Problem 2 (Discrete random variable)
- [Geometric distribution] Prove that geometric distribution is normalized, i.e. [math]\displaystyle{ \sum_i p_X(i)=1 }[/math]. Prove that geometric distribution is the only discrete memoryless distribution with range values [math]\displaystyle{ \mathbb{N}_+ }[/math].
- [Binomial distribution] Let [math]\displaystyle{ n_1,n_2 \in \mathbb{N}_+ }[/math] and [math]\displaystyle{ 0 \le p \le 1 }[/math] be parameters, and [math]\displaystyle{ X \sim \mathrm{Bin}(n_1,p),Y \sim \mathrm{Bin}(n_2,p) }[/math] be independent random variables. Prove that [math]\displaystyle{ X+Y \sim \mathrm{Bin}(n_1+n_2,p) }[/math]. Prove that binomial distribution is normalized, i.e. [math]\displaystyle{ \sum_i p_X(i)=1 }[/math].
- [Negative binomial distribution] Let [math]\displaystyle{ X }[/math] follows the negative binomial distribution with parameter [math]\displaystyle{ r \in \mathbb{N}_+ }[/math] and [math]\displaystyle{ p \in (0,1) }[/math]. Calculate [math]\displaystyle{ \mathbf{Var}[X] = \mathbf{E}[X^2] - \left(\mathbf{E}[X]\right)^2 }[/math].
- [Hypergeometric distribution (i)] An urn contains [math]N[/math] balls, [math]b[/math] of which are blue and [math]r = N -b[/math] of which are red. A random sample of [math]n[/math] balls is drawn without replacement (无放回) from the urn.

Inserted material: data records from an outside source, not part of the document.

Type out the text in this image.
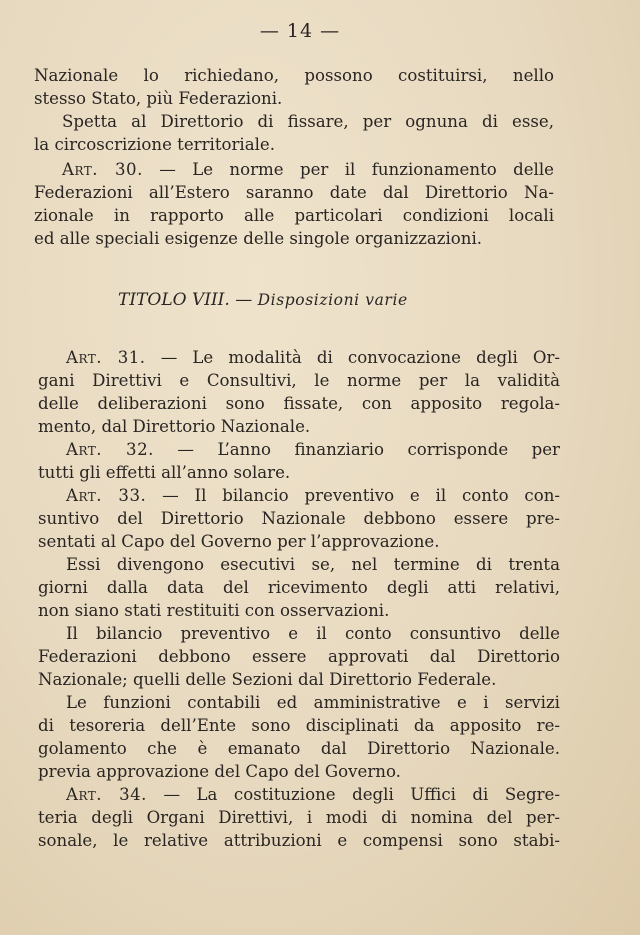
— 14 —
Nazionale lo richiedano, possono costituirsi, nello
stesso Stato, più Federazioni.
Spetta al Direttorio di fissare, per ognuna di esse,
la circoscrizione territoriale.
Art. 30. — Le norme per il funzionamento delle
Federazioni all’Estero saranno date dal Direttorio Na-
zionale in rapporto alle particolari condizioni locali
ed alle speciali esigenze delle singole organizzazioni.
TITOLO VIII. — Disposizioni varie
Art. 31. — Le modalità di convocazione degli Or-
gani Direttivi e Consultivi, le norme per la validità
delle deliberazioni sono fissate, con apposito regola-
mento, dal Direttorio Nazionale.
Art. 32. — L’anno finanziario corrisponde per
tutti gli effetti all’anno solare.
Art. 33. — Il bilancio preventivo e il conto con-
suntivo del Direttorio Nazionale debbono essere pre-
sentati al Capo del Governo per l’approvazione.
Essi divengono esecutivi se, nel termine di trenta
giorni dalla data del ricevimento degli atti relativi,
non siano stati restituiti con osservazioni.
Il bilancio preventivo e il conto consuntivo delle
Federazioni debbono essere approvati dal Direttorio
Nazionale; quelli delle Sezioni dal Direttorio Federale.
Le funzioni contabili ed amministrative e i servizi
di tesoreria dell’Ente sono disciplinati da apposito re-
golamento che è emanato dal Direttorio Nazionale.
previa approvazione del Capo del Governo.
Art. 34. — La costituzione degli Uffici di Segre-
teria degli Organi Direttivi, i modi di nomina del per-
sonale, le relative attribuzioni e compensi sono stabi-
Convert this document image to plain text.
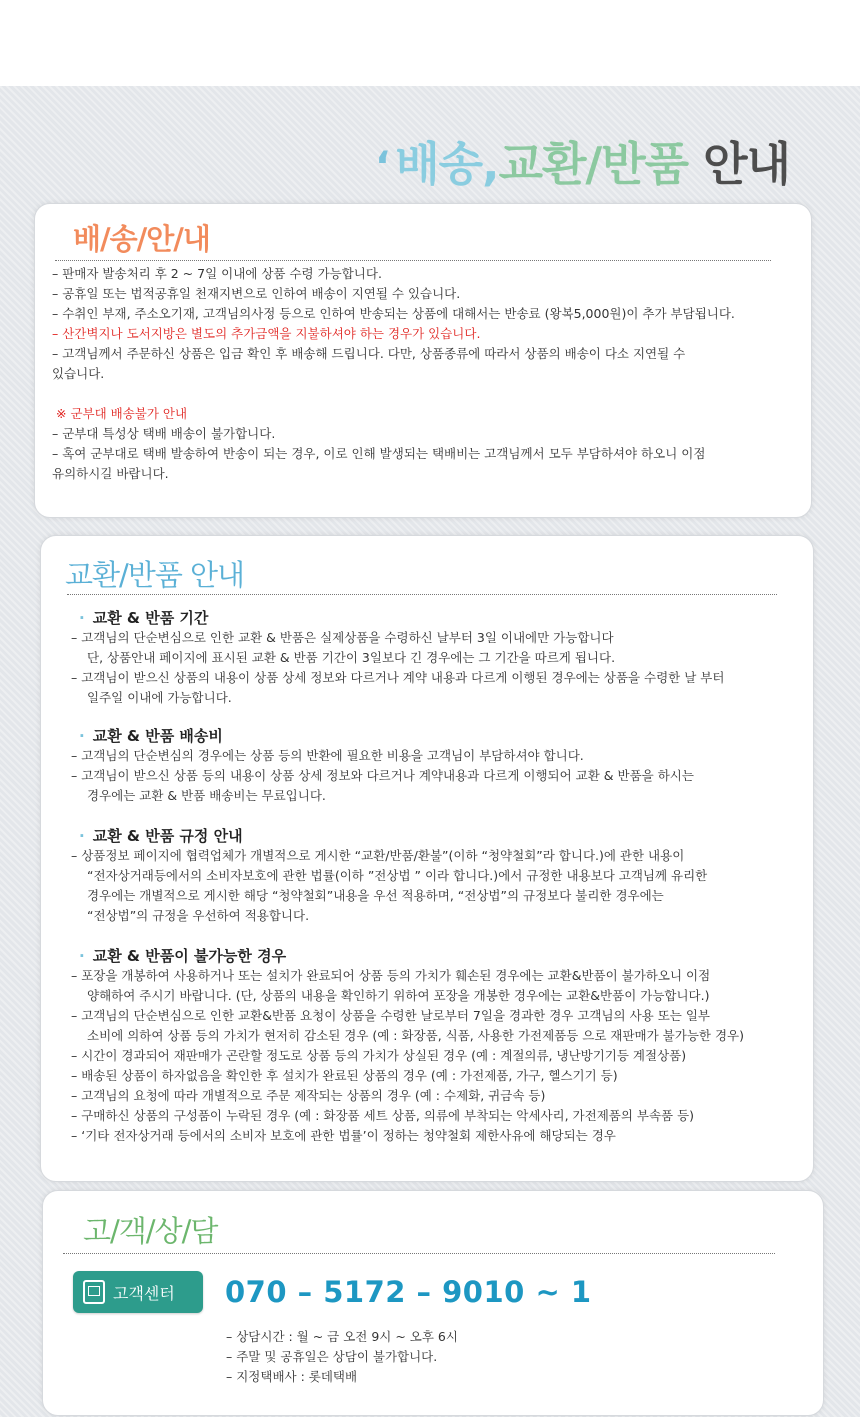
‘ 배송,교환/반품 안내
배/송/안/내
– 판매자 발송처리 후 2 ~ 7일 이내에 상품 수령 가능합니다.
– 공휴일 또는 법적공휴일 천재지변으로 인하여 배송이 지연될 수 있습니다.
– 수취인 부재, 주소오기재, 고객님의사정 등으로 인하여 반송되는 상품에 대해서는 반송료 (왕복5,000원)이 추가 부담됩니다.
– 산간벽지나 도서지방은 별도의 추가금액을 지불하셔야 하는 경우가 있습니다.
– 고객님께서 주문하신 상품은 입금 확인 후 배송해 드립니다. 다만, 상품종류에 따라서 상품의 배송이 다소 지연될 수
있습니다.
※ 군부대 배송불가 안내
– 군부대 특성상 택배 배송이 불가합니다.
– 혹여 군부대로 택배 발송하여 반송이 되는 경우, 이로 인해 발생되는 택배비는 고객님께서 모두 부담하셔야 하오니 이점
유의하시길 바랍니다.
교환/반품 안내
· 교환 & 반품 기간
– 고객님의 단순변심으로 인한 교환 & 반품은 실제상품을 수령하신 날부터 3일 이내에만 가능합니다
단, 상품안내 페이지에 표시된 교환 & 반품 기간이 3일보다 긴 경우에는 그 기간을 따르게 됩니다.
– 고객님이 받으신 상품의 내용이 상품 상세 정보와 다르거나 계약 내용과 다르게 이행된 경우에는 상품을 수령한 날 부터
일주일 이내에 가능합니다.
· 교환 & 반품 배송비
– 고객님의 단순변심의 경우에는 상품 등의 반환에 필요한 비용을 고객님이 부담하셔야 합니다.
– 고객님이 받으신 상품 등의 내용이 상품 상세 정보와 다르거나 계약내용과 다르게 이행되어 교환 & 반품을 하시는
경우에는 교환 & 반품 배송비는 무료입니다.
· 교환 & 반품 규정 안내
– 상품정보 페이지에 협력업체가 개별적으로 게시한 “교환/반품/환불”(이하 “청약철회”라 합니다.)에 관한 내용이
“전자상거래등에서의 소비자보호에 관한 법률(이하 ”전상법 ” 이라 합니다.)에서 규정한 내용보다 고객님께 유리한
경우에는 개별적으로 게시한 해당 “청약철회”내용을 우선 적용하며, “전상법”의 규정보다 불리한 경우에는
“전상법”의 규정을 우선하여 적용합니다.
· 교환 & 반품이 불가능한 경우
– 포장을 개봉하여 사용하거나 또는 설치가 완료되어 상품 등의 가치가 훼손된 경우에는 교환&반품이 불가하오니 이점
양해하여 주시기 바랍니다. (단, 상품의 내용을 확인하기 위하여 포장을 개봉한 경우에는 교환&반품이 가능합니다.)
– 고객님의 단순변심으로 인한 교환&반품 요청이 상품을 수령한 날로부터 7일을 경과한 경우 고객님의 사용 또는 일부
소비에 의하여 상품 등의 가치가 현저히 감소된 경우 (예 : 화장품, 식품, 사용한 가전제품등 으로 재판매가 불가능한 경우)
– 시간이 경과되어 재판매가 곤란할 정도로 상품 등의 가치가 상실된 경우 (예 : 계절의류, 냉난방기기등 계절상품)
– 배송된 상품이 하자없음을 확인한 후 설치가 완료된 상품의 경우 (예 : 가전제품, 가구, 헬스기기 등)
– 고객님의 요청에 따라 개별적으로 주문 제작되는 상품의 경우 (예 : 수제화, 귀금속 등)
– 구매하신 상품의 구성품이 누락된 경우 (예 : 화장품 세트 상품, 의류에 부착되는 악세사리, 가전제품의 부속품 등)
– ‘기타 전자상거래 등에서의 소비자 보호에 관한 법률’이 정하는 청약철회 제한사유에 해당되는 경우
고/객/상/담
고객센터 070 – 5172 – 9010 ~ 1
– 상담시간 : 월 ~ 금 오전 9시 ~ 오후 6시
– 주말 및 공휴일은 상담이 불가합니다.
– 지정택배사 : 롯데택배
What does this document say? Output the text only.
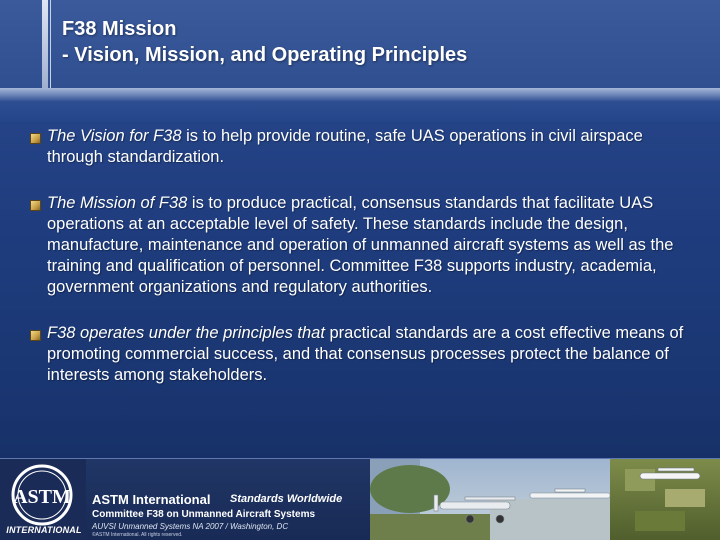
F38 Mission
- Vision, Mission, and Operating Principles
The Vision for F38 is to help provide routine, safe UAS operations in civil airspace through standardization.
The Mission of F38 is to produce practical, consensus standards that facilitate UAS operations at an acceptable level of safety. These standards include the design, manufacture, maintenance and operation of unmanned aircraft systems as well as the training and qualification of personnel. Committee F38 supports industry, academia, government organizations and regulatory authorities.
F38 operates under the principles that practical standards are a cost effective means of promoting commercial success, and that consensus processes protect the balance of interests among stakeholders.
ASTM
INTERNATIONAL
ASTM International Standards Worldwide
Committee F38 on Unmanned Aircraft Systems
AUVSI Unmanned Systems NA 2007 / Washington, DC
©ASTM International. All rights reserved.
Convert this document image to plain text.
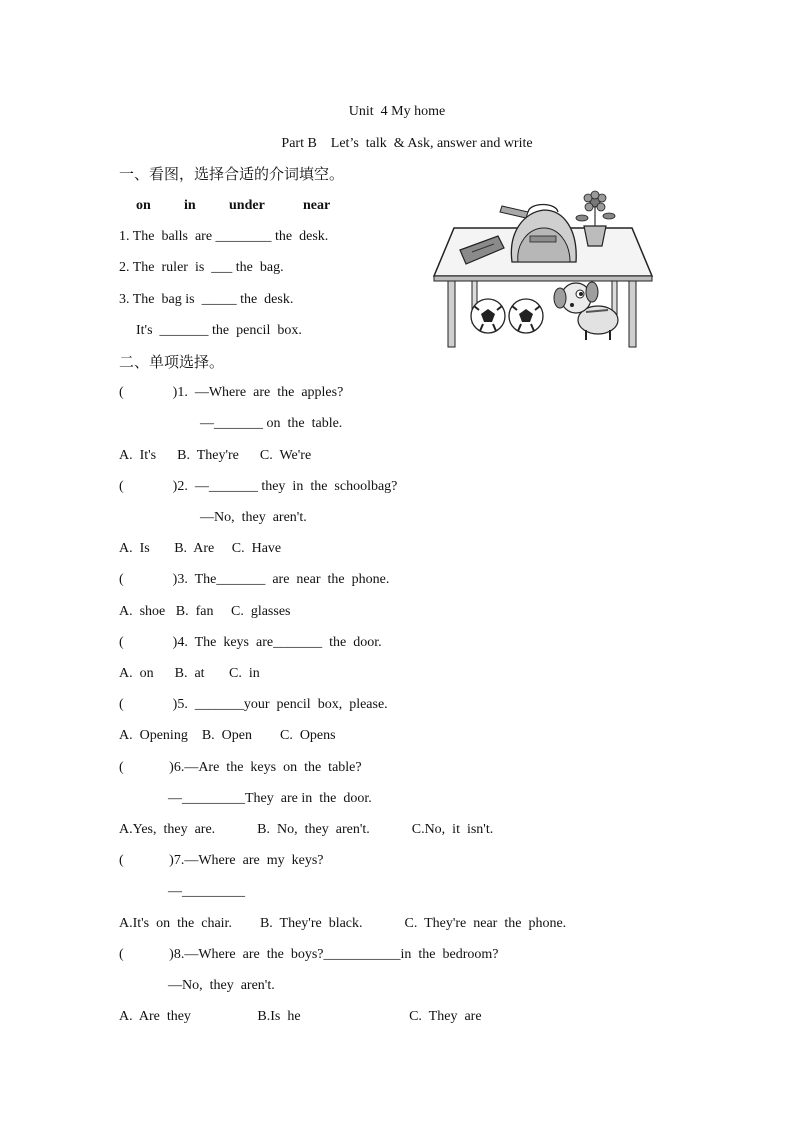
Unit  4 My home
Part B    Let’s  talk  & Ask, answer and write
一、看图，选择合适的介词填空。
on in under	near
1. The  balls  are ________ the  desk.
2. The  ruler  is  ___ the  bag.
3. The  bag is  _____ the  desk.
It's  _______ the  pencil  box.
二、单项选择。
(              )1.  —Where  are  the  apples?
—_______ on  the  table.
A.  It's      B.  They're      C.  We're
(              )2.  —_______ they  in  the  schoolbag?
—No,  they  aren't.
A.  Is       B.  Are     C.  Have
(              )3.  The_______  are  near  the  phone.
A.  shoe   B.  fan     C.  glasses
(              )4.  The  keys  are_______  the  door.
A.  on      B.  at       C.  in
(              )5.  _______your  pencil  box,  please.
A.  Opening    B.  Open        C.  Opens
(             )6.—Are  the  keys  on  the  table?
—_________They  are in  the  door.
A.Yes,  they  are.            B.  No,  they  aren't.            C.No,  it  isn't.
(             )7.—Where  are  my  keys?
—_________
A.It's  on  the  chair.        B.  They're  black.            C.  They're  near  the  phone.
(             )8.—Where  are  the  boys?___________in  the  bedroom?
—No,  they  aren't.
A.  Are  they                   B.Is  he                               C.  They  are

Let [math]B[/math] the number of blue balls in this sample. Show that if [math]N, b[/math], and [math]r[/math] approach [math]+\infty[/math] in such a way that [math]b/N \rightarrow p[/math] and [math]r/N \rightarrow 1 - p[/math], then [math]\mathbf{Pr}(B = k) \rightarrow {n\choose k}p^k(1-p)^{n-k}[/math] for [math]0\leq k \leq n[/math].
- [Hypergeometric distribution (ii)] Let [math]X[/math] and [math]Y[/math] be independent [math]\mathrm{Bin}(n,p)[/math] variables, and let [math]Z= X + Y[/math] . Show that the conditional distribution of [math]X[/math] given [math]Z= N[/math] is the hypergeometric distribution.